Les États-Unis et l'Iran ont convenu d'un cadre préliminaire prévoyant une extension de 60 jours du cessez-le-feu au Moyen-Orient, bien que la validation présidentielle finale reste en suspens, ont indiqué jeudi des sources américaines.
Un accord préliminaire de 60 jours
Selon le site américain Axios et des sources concordantes à Washington, le protocole envisagé prévoit une extension de soixante jours du cessez-le-feu entré en vigueur le 8 avril, dans le cadre du conflit au Moyen-Orient entré dans son quatrième mois. Cet accord préliminaire ne règle pas définitivement la question du programme nucléaire iranien, destinée à des négociations ultérieures, et nécessite encore l'approbation finale de Donald Trump pour entrer en application, précisent les mêmes sources.
Le document inclut également un engagement de la République islamique à ne pas chercher à se doter de l'arme atomique, selon Axios qui cite deux responsables américains. En contrepartie, le texte prévoit un accès illimité au détroit d'Ormuz pour le commerce maritime, la levée du blocus américain sur les ports iraniens et une suspension des sanctions permettant à Téhéran de vendre à nouveau du pétrole sur les marchés internationaux.
Échanges de tirs malgré les pourparlers
Dans la nuit de mercredi à jeudi, les deux camps se sont mutuellement accusés de violations du cessez-le-feu et ont échangé des frappes, les plus graves depuis l'établissement de la trêve. Les forces américaines ont abattu quatre drones d'attaque iraniens représentant une menace autour du détroit d'Ormuz et ont frappé un site à Bandar Abbas menaçant de lancer un cinquième appareil, a indiqué un responsable américain.

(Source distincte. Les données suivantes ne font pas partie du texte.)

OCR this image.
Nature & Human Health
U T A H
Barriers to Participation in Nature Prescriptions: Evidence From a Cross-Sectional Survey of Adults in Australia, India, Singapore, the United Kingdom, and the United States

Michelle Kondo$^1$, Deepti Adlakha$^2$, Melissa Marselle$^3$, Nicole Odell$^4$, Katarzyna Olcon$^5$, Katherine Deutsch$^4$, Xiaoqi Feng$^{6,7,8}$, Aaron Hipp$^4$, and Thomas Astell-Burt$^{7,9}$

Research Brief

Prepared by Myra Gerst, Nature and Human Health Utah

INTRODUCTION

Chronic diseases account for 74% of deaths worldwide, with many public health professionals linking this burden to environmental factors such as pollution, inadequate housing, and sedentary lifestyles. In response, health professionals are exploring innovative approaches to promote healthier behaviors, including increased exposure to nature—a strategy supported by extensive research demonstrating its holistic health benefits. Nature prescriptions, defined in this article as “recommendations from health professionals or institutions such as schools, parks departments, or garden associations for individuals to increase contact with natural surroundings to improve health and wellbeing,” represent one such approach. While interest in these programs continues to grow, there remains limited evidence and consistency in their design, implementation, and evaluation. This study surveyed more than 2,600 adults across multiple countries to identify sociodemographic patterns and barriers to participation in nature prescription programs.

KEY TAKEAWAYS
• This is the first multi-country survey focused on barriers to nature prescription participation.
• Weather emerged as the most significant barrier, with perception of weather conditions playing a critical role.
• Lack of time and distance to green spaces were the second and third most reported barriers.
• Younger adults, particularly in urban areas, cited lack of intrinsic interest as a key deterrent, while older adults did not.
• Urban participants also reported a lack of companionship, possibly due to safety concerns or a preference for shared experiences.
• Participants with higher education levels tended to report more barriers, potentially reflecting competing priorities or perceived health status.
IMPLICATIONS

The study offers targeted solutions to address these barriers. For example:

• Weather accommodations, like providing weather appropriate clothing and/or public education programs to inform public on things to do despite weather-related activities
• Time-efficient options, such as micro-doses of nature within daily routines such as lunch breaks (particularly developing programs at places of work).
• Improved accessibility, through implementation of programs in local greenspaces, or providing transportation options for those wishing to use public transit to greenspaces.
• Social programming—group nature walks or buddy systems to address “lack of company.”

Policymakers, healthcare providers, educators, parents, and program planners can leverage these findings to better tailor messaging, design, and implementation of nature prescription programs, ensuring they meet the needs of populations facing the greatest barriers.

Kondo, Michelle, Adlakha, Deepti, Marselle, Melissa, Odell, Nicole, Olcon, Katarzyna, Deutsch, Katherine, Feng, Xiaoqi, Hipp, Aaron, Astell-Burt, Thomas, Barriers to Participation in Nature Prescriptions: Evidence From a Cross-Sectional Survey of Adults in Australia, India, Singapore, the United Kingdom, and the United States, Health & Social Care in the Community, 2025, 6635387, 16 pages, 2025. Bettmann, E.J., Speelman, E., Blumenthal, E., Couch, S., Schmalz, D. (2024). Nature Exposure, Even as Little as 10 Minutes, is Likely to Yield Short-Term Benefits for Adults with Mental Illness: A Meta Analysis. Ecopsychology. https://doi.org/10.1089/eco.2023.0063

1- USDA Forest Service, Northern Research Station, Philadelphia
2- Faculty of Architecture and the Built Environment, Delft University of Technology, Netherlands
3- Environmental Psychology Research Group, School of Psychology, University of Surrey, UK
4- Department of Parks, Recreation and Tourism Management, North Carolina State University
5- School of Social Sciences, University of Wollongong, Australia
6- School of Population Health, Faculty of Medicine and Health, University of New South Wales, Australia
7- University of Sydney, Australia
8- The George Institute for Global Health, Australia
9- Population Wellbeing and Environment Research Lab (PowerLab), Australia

En représailles, les Gardiens de la Révolution islamique ont annoncé avoir visé une base américaine sans en préciser la localisation. Par ailleurs, le Koweït et le commandement militaire américain ont fait état de frappes attribuées à l'Iran sur le territoire de cette monarchie du Golfe, tandis que Téhéran rejetait également la responsabilité sur Washington en fustigeant des violations continues de la trêve.

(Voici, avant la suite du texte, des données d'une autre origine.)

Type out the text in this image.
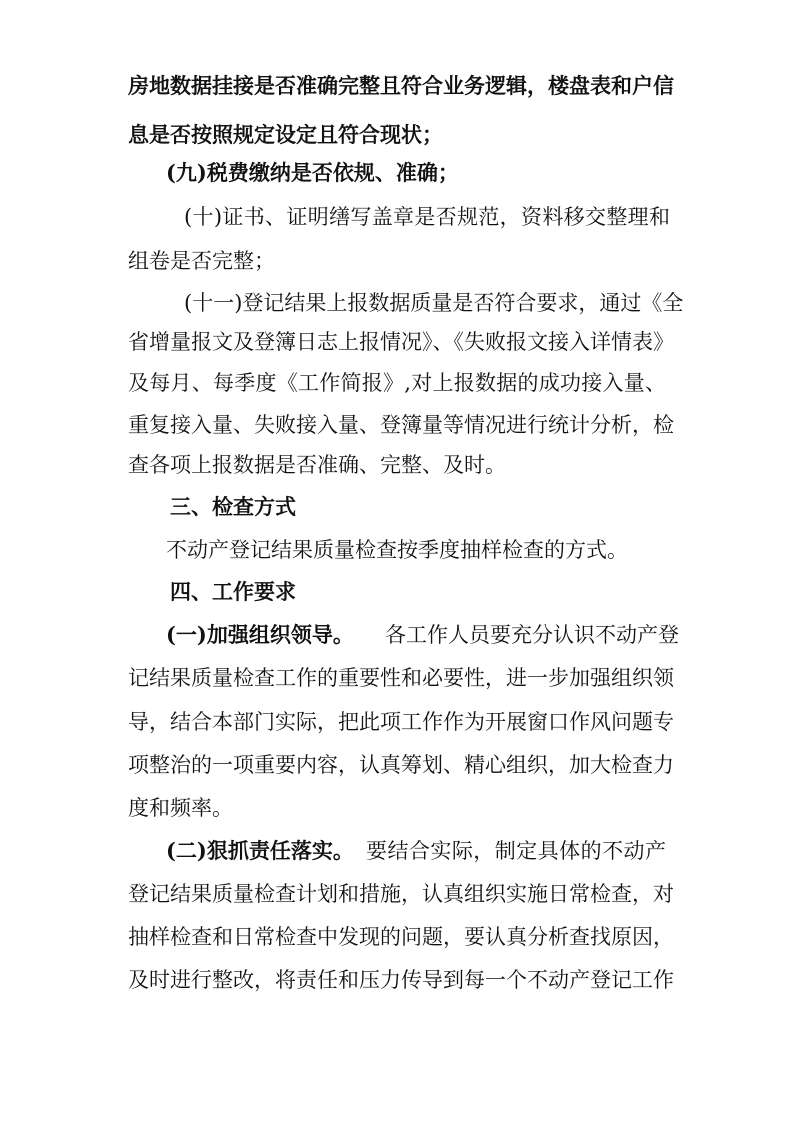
房地数据挂接是否准确完整且符合业务逻辑，楼盘表和户信
息是否按照规定设定且符合现状；
(九)税费缴纳是否依规、准确；
(十)证书、证明缮写盖章是否规范，资料移交整理和
组卷是否完整；
(十一)登记结果上报数据质量是否符合要求，通过《全
省增量报文及登簿日志上报情况》、《失败报文接入详情表》
及每月、每季度《工作简报》,对上报数据的成功接入量、
重复接入量、失败接入量、登簿量等情况进行统计分析，检
查各项上报数据是否准确、完整、及时。
三、检查方式
不动产登记结果质量检查按季度抽样检查的方式。
四、工作要求
(一)加强组织领导。 各工作人员要充分认识不动产登
记结果质量检查工作的重要性和必要性，进一步加强组织领
导，结合本部门实际，把此项工作作为开展窗口作风问题专
项整治的一项重要内容，认真筹划、精心组织，加大检查力
度和频率。
(二)狠抓责任落实。 要结合实际，制定具体的不动产
登记结果质量检查计划和措施，认真组织实施日常检查，对
抽样检查和日常检查中发现的问题，要认真分析查找原因，
及时进行整改，将责任和压力传导到每一个不动产登记工作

Contentieux financiers et nucléaires
Outre la fin des combats sur tous les fronts, le gouvernement iranien cherche à obtenir le déblocage de 24 milliards de dollars d'avoirs gelés à l'étranger, constituant l'un des principaux points de contentieux aux côtés du dossier nucléaire. Les États-Unis réclament pour leur part la destruction des stocks d'uranium hautement enrichi détenus par la République islamique, dont le sort demeure incertain dans le cadre actuel.
Sur la question du détroit d'Ormuz, le ministre américain des Finances Scott Bessent a menacé jeudi de s'en prendre à Oman, allié des États-Unis et voisin de l'Iran, en cas de coopération avec Téhéran pour instaurer un système de péage. Cette mise en garde intervient alors que l'Iran a récemment créé un organisme dédié à la collecte de droits de passage pour les navires empruntant cette voie maritime stratégique.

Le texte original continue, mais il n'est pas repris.